A simultaneous effort in Pakistan — the only other country where wild polio currently persists — will begin in December, and with only two cases reported so far this year, health experts are hopeful that the disease will soon be eradicated altogether.
In the coming weeks, Afghanistan will also undergo measles and COVID-19 vaccination campaigns, UNICEF said.
UNICEF and the World Health Organization recently reached an agreement with the Taliban allowing the vaccinations to resume and permitting Afghan women vaccine workers to take part in the drives as well.
“It is really encouraging that female health workers and vaccinators are going to be part of this campaign because, frankly, you cannot do house-to-house vaccination campaigns without our female colleagues and female staff being part of these campaigns,” he said.
He and other health experts say it’s crucial to have women participate because they often can get better access to mothers and their babies, especially in the more conservative parts of Afghanistan. And it’s crucial to get every child vaccinated.
“This is an unprecedented opportunity to end this disease,” Janabi said.
Until now, vaccine workers have faced major security threats both in Afghanistan and neighboring Pakistan. Extremist groups labeled them as dangerous, foreign agents.
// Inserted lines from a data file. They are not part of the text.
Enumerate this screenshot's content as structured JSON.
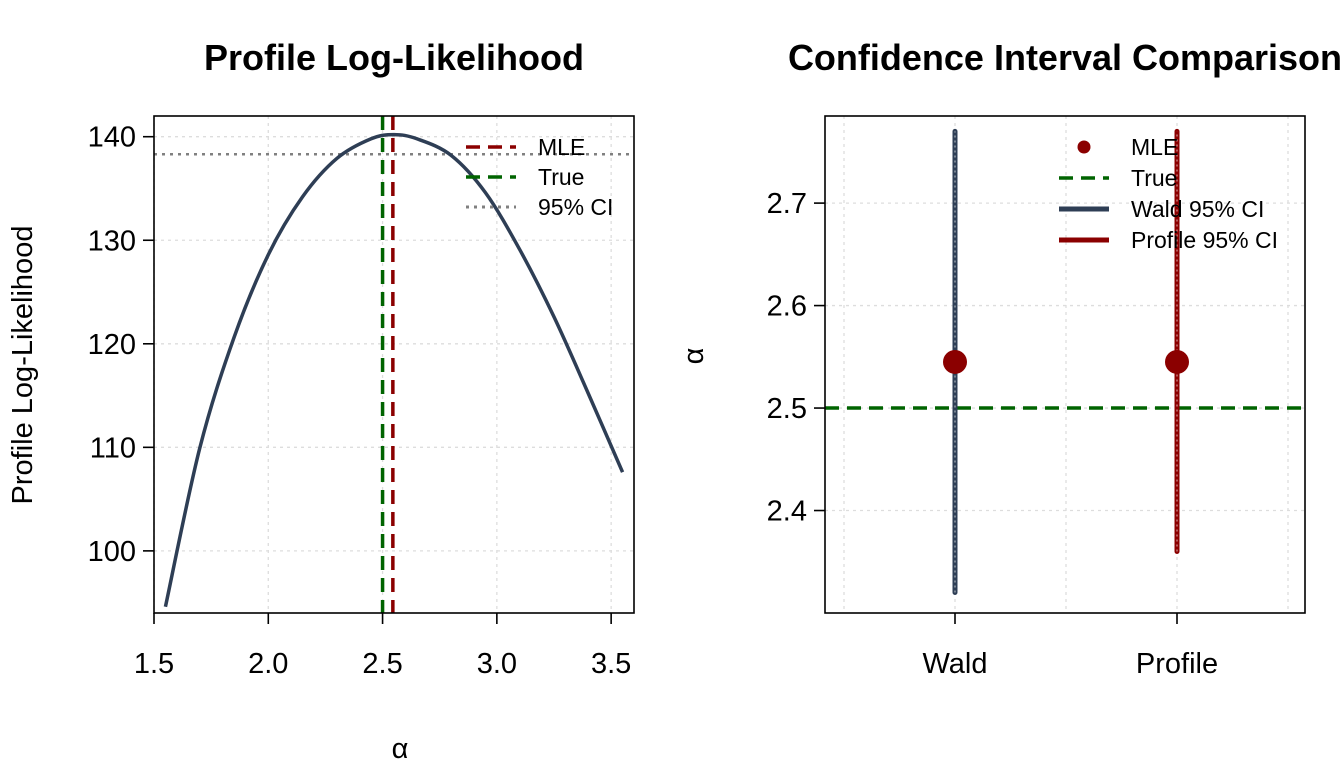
{
  "chart_data": [
    {
      "type": "line",
      "title": "Profile Log-Likelihood",
      "xlabel": "α",
      "ylabel": "Profile Log-Likelihood",
      "xlim": [
        1.5,
        3.6
      ],
      "ylim": [
        94,
        142
      ],
      "xticks": [
        "1.5",
        "2.0",
        "2.5",
        "3.0",
        "3.5"
      ],
      "yticks": [
        "100",
        "110",
        "120",
        "130",
        "140"
      ],
      "grid": true,
      "legend_position": "top-right",
      "series": [
        {
          "name": "",
          "x": [
            1.55,
            1.7,
            1.85,
            2.0,
            2.15,
            2.3,
            2.45,
            2.55,
            2.65,
            2.8,
            2.95,
            3.1,
            3.25,
            3.4,
            3.55
          ],
          "y": [
            94.6,
            109.9,
            120.6,
            128.6,
            134.2,
            137.9,
            139.8,
            140.2,
            139.8,
            138.2,
            134.6,
            129.1,
            122.6,
            115.2,
            107.6
          ]
        }
      ],
      "reference_lines": [
        {
          "name": "MLE",
          "orientation": "vertical",
          "value": 2.545,
          "color": "#8b0000",
          "style": "dashed"
        },
        {
          "name": "True",
          "orientation": "vertical",
          "value": 2.5,
          "color": "#006400",
          "style": "dashed"
        },
        {
          "name": "95% CI",
          "orientation": "horizontal",
          "value": 138.3,
          "color": "#808080",
          "style": "dotted"
        }
      ],
      "legend": [
        {
          "label": "MLE",
          "color": "#8b0000",
          "style": "dashed"
        },
        {
          "label": "True",
          "color": "#006400",
          "style": "dashed"
        },
        {
          "label": "95% CI",
          "color": "#808080",
          "style": "dotted"
        }
      ]
    },
    {
      "type": "scatter",
      "title": "Confidence Interval Comparison",
      "xlabel": "",
      "ylabel": "α",
      "categories": [
        "Wald",
        "Profile"
      ],
      "ylim": [
        2.3,
        2.785
      ],
      "yticks": [
        "2.4",
        "2.5",
        "2.6",
        "2.7"
      ],
      "grid": true,
      "legend_position": "top-right",
      "intervals": [
        {
          "category": "Wald",
          "estimate": 2.545,
          "lower": 2.32,
          "upper": 2.77,
          "color": "#2e3e55"
        },
        {
          "category": "Profile",
          "estimate": 2.545,
          "lower": 2.36,
          "upper": 2.77,
          "color": "#8b0000"
        }
      ],
      "reference_lines": [
        {
          "name": "True",
          "orientation": "horizontal",
          "value": 2.5,
          "color": "#006400",
          "style": "dashed"
        }
      ],
      "legend": [
        {
          "label": "MLE",
          "color": "#8b0000",
          "style": "point"
        },
        {
          "label": "True",
          "color": "#006400",
          "style": "dashed"
        },
        {
          "label": "Wald 95% CI",
          "color": "#2e3e55",
          "style": "solid"
        },
        {
          "label": "Profile 95% CI",
          "color": "#8b0000",
          "style": "solid"
        }
      ]
    }
  ]
}
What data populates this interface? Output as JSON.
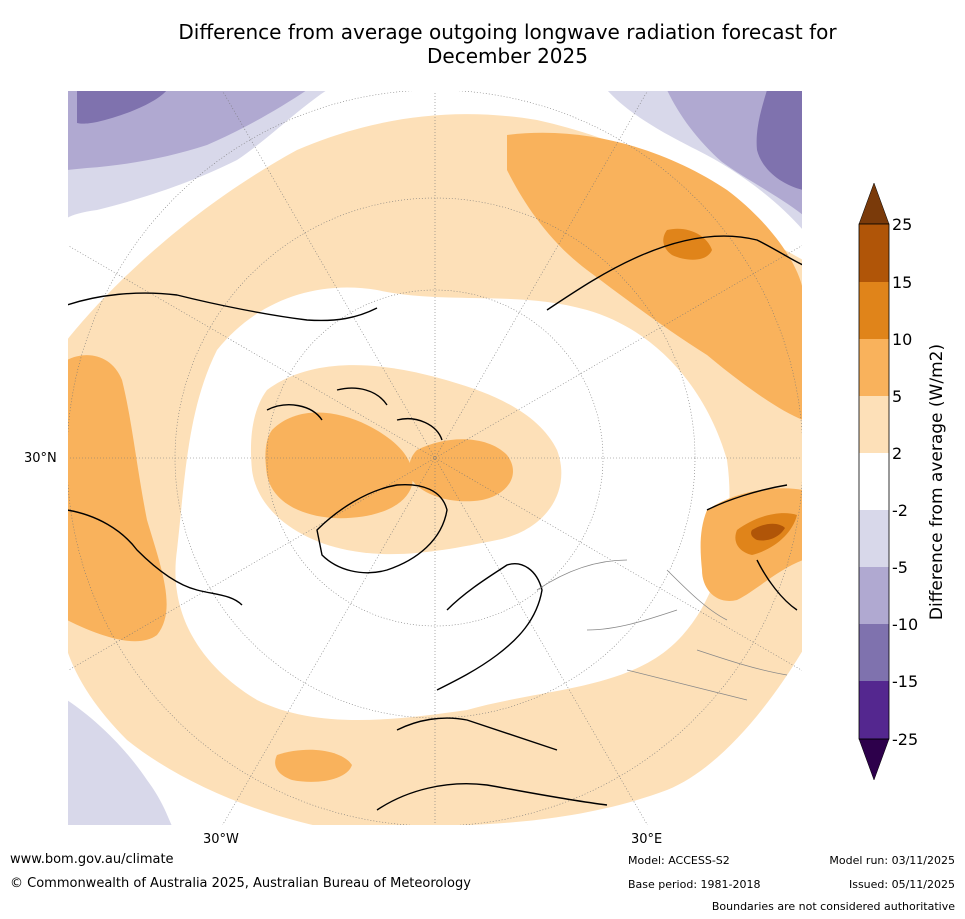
{
  "title_line1": "Difference from average outgoing longwave radiation forecast for",
  "title_line2": "December 2025",
  "map": {
    "labels": {
      "lon_w": "30°W",
      "lon_e": "30°E",
      "lat": "30°N"
    }
  },
  "colorbar": {
    "label": "Difference from average (W/m2)",
    "ticks": [
      "25",
      "15",
      "10",
      "5",
      "2",
      "-2",
      "-5",
      "-10",
      "-15",
      "-25"
    ],
    "colors": {
      "c25plus": "#7a3a0a",
      "c15_25": "#b05508",
      "c10_15": "#e0841a",
      "c5_10": "#f9b25c",
      "c2_5": "#fde0b8",
      "cneutral": "#ffffff",
      "cm2_m5": "#d8d8ea",
      "cm5_m10": "#b0a9d1",
      "cm10_m15": "#7f72ae",
      "cm15_m25": "#54278f",
      "cm25minus": "#2d004b"
    }
  },
  "footer": {
    "website": "www.bom.gov.au/climate",
    "copyright": "© Commonwealth of Australia 2025, Australian Bureau of Meteorology",
    "model": "Model: ACCESS-S2",
    "base_period": "Base period: 1981-2018",
    "model_run": "Model run: 03/11/2025",
    "issued": "Issued: 05/11/2025",
    "boundaries": "Boundaries are not considered authoritative"
  }
}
Last March, gunmen killed three female polio vaccination health workers in the Afghan city of Jalalabad. Just a few months later, another four polio vaccine workers were killed and three injured in separate attacks.
The wave of violence in Afghanistan led officials there to suspend the polio eradication drive, leaving millions of children at risk of contracting a preventable disease. But now, the Taliban have reached an agreement with UNICEF and the World Health Organization to allow the vaccinations to resume.
Polio can cause partial paralysis in unvaccinated children, and there’s no cure for the disease.
“Vaccination efforts have missed a lot of children in both Afghanistan and Pakistan.”
“Vaccination efforts have missed a lot of children in both Afghanistan and Pakistan,” said Dr. Hamid Jafari, director of polio eradication for the World Health Organization’s Eastern Mediterranean region.
“In Afghanistan, we were not able to consistently vaccinate 3.3 million children for 3 1/2 years, and in Pakistan, also, there are areas where still many children are being missed.”
But as hopeful as the news about the polio drive is, Afghanistan is facing a larger humanitarian challenge ahead.
When the Taliban took over in August, the US froze roughly $9.5 billion of the country’s assets. That’s because members of the Taliban leadership are on US and European sanctions lists.
As a result, the Taliban haven’t been able to pay health care workers’ salaries or support the health care system, in general.
“Primary and secondary health facilities have collapsed,” UNICEF’s Janabi said. “We are seeing children who are really in desperate need of treatment for severe acute malnutrition and health facilities are not able to provide it.”
This week, the UN described the overall humanitarian situation in Afghanistan as a “countdown to catastrophe.”
“The combined shocks of drought, conflict, COVID-19 and an economic crisis in Afghanistan have left more than half the population facing a record level of acute hunger.”
“The combined shocks of drought, conflict, COVID-19 and an economic crisis in Afghanistan have left more than half the population facing a record level of acute hunger,” it said.
The impact has already been disastrous.
Last weekend, Mohammad Mohaqiq, a former Afghan government official, said the bodies of eight orphan children who had starved to death were found in a neighborhood in Kabul.
“There is no doubt that they died of hunger,” Mohammad Ali Bamiani, a local cleric said in a Facebook post.
Taliban officials are urging the international community to give them access to the frozen funds.
But Western countries want commitments from the Taliban in return. For example, that they allow high school girls to return to school and that they uphold women’s rights.
In the meantime, Janabi of UNICEF said aid organizations are doing what they can.
“As long as we are able to continue these conversations at all levels, we will try and find ways to deliver the necessary and lifesaving aid for children, [and] for girls, as we can, while the bigger politics get sorted out,” he said.